El padre de la parábola tenía dos hijos.
El hijo mayor era un pendón de procesión, el pequeño un pendón de taberna. Con los dineros del padre, el pequeño se marchó por ahí. Terminó comiendo algarrobas. Las algarrobas mal digeridas le endulzaron el corazón.
Volvió a casa con el endeble arrepentimiento de los débiles.
El padre le esperaba y le vio llegar desde lejos.
Para la fiesta del retorno mataron un novillo cebado. El hijo mayor murmuraba por lo bajo, pero se sentó a la mesa. El novillo cebado sabía a perdón.
A la mañana siguiente los dos mozos fueron a trabajar, sin hablarse demasiado. Por cada surco que abría el pequeño, el mayor hacía tres. Al caer el día, el mayor se dedicó todavía a limpiar las bestias del establo, mientras el pequeño no tenía ya fuerzas para nada.
Así fueron pasando los días. El mayor hacía lo de siempre. El pequeño estaba inquieto. Marchaba al atardecer y volvía tarde oliendo a vino.
Un día desapareció. Había vuelto a las andadas.
Al cabo de cierto tiempo, regresó vencido.
El padre le esperaba y le vio llegar desde lejos.
Para la fiesta del retorno mataron un cordero. El avinagrado rostro del mayor entristecía la mesa. Pero el cordero tenía mejor sabor que el novillo cebado, sabía más a perdón.
A la mañana siguiente los dos mozos salieron a trabajar sin hablarse nada. El pequeño notaba cómo el hermano mayor se le adelantaba siempre al abrir los surcos. Al caer el día, ya en casa, el mayor se dedicó todavía a aparejar los aperos, mientras el pequeño no podía con su alma.
Pasaron los días. El mayor hacía lo de siempre. El pequeño llegaba tarde oliendo a vino.
Un día desapareció. Había vuelto a las andadas.
Cierto tiempo después, regresó delgado, pálido.
El padre le esperaba y le vio llegar desde lejos.
Para la fiesta del retorno mataron un pollo. El mayor estaba muy cabreado, callaba y comía de cara al plato. Pero el pollo tenía mejor sabor que el novillo cebado y el cordero, sabía más a perdón.
A la mañana siguiente los dos mozos fueron al campo, alejados el uno del otro. El pequeño trabajaba por rutina. Al mediodía ya no pudo más. El mayor lo encontró derrengado en casa.
Pasaron los días. El mayor hacía lo de siempre. El pequeño tenía la mirada perdida.

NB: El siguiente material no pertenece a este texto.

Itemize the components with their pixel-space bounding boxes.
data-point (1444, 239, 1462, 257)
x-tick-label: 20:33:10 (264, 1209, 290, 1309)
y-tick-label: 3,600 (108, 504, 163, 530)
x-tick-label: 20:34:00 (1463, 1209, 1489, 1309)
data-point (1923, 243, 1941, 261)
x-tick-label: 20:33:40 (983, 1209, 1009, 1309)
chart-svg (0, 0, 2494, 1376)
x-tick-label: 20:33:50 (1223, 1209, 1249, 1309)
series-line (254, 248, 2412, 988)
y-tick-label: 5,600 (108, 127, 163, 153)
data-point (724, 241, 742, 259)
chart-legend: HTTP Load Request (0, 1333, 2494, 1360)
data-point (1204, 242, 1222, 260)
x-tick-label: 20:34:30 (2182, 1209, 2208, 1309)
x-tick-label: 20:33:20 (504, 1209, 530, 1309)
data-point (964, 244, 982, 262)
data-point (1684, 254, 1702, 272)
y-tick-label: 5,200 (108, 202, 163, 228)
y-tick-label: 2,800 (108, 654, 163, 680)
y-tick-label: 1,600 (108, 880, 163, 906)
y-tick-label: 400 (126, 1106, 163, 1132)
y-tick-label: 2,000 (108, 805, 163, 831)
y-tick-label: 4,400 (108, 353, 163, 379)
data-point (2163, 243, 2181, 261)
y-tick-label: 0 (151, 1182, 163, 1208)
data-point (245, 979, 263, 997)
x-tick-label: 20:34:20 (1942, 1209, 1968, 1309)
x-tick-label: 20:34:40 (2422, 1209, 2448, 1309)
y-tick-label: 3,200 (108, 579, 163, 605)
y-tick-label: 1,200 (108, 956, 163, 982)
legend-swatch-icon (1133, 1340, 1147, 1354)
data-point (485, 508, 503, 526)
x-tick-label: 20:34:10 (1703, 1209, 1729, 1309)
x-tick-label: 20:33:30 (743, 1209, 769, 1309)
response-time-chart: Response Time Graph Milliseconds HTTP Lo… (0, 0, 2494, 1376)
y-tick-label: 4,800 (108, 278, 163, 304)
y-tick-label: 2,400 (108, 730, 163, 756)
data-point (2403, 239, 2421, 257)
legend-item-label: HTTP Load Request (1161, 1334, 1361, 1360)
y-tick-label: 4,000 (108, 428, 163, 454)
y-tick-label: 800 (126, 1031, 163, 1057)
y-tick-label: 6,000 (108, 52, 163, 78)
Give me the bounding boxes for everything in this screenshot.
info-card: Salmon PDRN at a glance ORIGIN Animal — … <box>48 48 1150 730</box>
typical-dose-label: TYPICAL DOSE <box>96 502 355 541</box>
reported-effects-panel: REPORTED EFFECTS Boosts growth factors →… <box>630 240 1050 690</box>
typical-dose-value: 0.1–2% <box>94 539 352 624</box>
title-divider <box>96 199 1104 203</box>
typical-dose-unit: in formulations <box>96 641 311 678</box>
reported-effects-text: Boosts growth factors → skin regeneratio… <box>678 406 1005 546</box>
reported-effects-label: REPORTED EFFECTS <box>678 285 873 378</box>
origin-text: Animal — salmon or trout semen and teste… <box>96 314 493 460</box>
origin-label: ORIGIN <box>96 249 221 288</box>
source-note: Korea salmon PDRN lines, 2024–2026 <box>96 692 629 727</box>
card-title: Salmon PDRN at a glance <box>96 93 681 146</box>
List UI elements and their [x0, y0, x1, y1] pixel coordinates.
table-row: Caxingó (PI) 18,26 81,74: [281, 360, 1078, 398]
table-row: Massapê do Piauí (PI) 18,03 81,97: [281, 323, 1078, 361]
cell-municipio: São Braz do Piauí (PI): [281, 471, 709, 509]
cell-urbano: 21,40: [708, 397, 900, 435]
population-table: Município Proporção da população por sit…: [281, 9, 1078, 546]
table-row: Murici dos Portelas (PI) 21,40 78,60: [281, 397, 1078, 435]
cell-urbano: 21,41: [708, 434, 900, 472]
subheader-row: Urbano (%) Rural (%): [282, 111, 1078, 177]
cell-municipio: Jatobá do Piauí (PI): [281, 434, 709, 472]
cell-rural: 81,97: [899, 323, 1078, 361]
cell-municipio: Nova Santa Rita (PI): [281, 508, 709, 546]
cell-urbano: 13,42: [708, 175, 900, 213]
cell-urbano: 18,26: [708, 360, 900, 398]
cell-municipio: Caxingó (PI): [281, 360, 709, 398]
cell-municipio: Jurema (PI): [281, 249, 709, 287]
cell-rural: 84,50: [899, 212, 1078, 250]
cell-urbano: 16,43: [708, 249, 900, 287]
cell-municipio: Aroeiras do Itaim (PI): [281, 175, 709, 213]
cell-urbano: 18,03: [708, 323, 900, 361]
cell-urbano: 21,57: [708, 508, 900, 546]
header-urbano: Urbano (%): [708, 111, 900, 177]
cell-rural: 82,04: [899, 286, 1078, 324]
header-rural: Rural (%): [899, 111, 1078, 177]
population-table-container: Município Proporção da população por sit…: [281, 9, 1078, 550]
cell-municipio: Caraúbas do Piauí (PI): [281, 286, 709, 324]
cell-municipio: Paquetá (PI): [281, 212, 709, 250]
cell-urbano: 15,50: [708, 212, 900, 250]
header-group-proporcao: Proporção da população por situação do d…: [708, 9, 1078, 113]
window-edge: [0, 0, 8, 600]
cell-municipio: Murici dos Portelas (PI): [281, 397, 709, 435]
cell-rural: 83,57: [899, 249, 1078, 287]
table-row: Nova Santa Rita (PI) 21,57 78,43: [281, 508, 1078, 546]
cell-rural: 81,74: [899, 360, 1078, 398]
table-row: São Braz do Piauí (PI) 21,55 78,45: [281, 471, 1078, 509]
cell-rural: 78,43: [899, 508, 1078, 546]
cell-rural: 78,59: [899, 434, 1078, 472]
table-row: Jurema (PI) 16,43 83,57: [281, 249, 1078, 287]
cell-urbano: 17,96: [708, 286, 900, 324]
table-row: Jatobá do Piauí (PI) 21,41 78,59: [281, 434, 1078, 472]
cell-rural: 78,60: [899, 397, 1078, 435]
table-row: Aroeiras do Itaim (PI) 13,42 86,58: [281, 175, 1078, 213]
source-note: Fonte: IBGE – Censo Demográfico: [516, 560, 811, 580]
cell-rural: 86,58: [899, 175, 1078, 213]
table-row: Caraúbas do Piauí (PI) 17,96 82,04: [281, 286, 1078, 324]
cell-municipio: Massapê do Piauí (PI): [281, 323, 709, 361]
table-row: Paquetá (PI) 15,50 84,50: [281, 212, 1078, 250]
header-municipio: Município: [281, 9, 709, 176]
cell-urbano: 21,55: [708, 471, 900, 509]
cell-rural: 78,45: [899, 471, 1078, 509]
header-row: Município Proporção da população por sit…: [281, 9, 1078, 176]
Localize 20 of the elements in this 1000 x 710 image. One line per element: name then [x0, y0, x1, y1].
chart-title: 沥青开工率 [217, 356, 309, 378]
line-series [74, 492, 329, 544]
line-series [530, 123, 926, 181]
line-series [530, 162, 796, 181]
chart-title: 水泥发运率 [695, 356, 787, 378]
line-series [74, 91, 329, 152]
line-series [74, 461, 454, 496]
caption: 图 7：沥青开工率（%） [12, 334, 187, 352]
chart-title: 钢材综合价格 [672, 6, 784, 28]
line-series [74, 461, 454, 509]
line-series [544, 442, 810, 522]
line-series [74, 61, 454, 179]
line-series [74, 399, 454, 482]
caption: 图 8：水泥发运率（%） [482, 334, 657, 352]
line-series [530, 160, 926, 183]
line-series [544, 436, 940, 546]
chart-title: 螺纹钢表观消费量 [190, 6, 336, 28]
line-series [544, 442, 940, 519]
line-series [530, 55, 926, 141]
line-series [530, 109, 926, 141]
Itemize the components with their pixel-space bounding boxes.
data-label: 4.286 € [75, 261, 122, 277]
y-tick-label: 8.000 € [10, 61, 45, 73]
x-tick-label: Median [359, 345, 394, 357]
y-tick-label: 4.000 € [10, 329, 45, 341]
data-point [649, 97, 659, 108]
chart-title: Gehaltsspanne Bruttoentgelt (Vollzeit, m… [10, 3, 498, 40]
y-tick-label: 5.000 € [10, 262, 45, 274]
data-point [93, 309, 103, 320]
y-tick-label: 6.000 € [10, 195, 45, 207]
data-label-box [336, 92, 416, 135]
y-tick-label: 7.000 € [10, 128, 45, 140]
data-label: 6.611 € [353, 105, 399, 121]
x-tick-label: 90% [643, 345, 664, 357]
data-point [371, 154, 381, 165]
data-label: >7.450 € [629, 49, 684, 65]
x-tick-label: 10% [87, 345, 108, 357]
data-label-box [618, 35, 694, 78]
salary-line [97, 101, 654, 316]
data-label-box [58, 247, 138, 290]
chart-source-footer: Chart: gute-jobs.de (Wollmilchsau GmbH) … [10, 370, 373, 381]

Un día desapareció. Otra vez a las andadas.
Cuando regresó, destrozada su cara por la tristeza, ya ni hombre parecía.
El padre le esperaba y le vio llegar desde lejos.
Para la fiesta del retorno en la mesa sólo hubo un plato. El mayor estaba más cabreado que nunca. El padre callaba, pero callaba de otra manera. El hijo supo que cada día, cada día en la mesa había habido un lugar y un plato para él. Esperándole. Y aquel plato sin cocido tenía un sabor mucho mejor que el del novillo cebado, el cordero o el pollo. Mucho mejor que todas las comidas. Era el gusto de un perdón infinito.
Pasaron los días. El hijo mayor cada vez más perfecto, con la perfección del hielo. El padre continuaba infinitamente tierno.
El hijo pequeño marchaba y volvía, marchaba y volvía.
Marchó y volvió setenta veces siete.
El padre le esperaba y le veía llegar desde lejos. El hijo encontraba siempre el plato en la mesa.
Aunque el mayor fuera incapaz de entenderlo, el padre sí lo sabía. Sabía que el hijo pequeño algún día totalmente vencido, sin fuerzas, desnudo como los que vienen del infierno, se sentaría en la mesa para no marchar ya nunca más.
Benditos esos setenta veces siete retornos.
Tras ellos el hijo pequeño supo qué clase de padre tenía. Como lo sabemos todos los que hemos tenido que confesarnos. Setenta veces siete.
Y cada vez en la mesa celebramos la fiesta del retorno con el Pan y el Vino de la Eucaristía.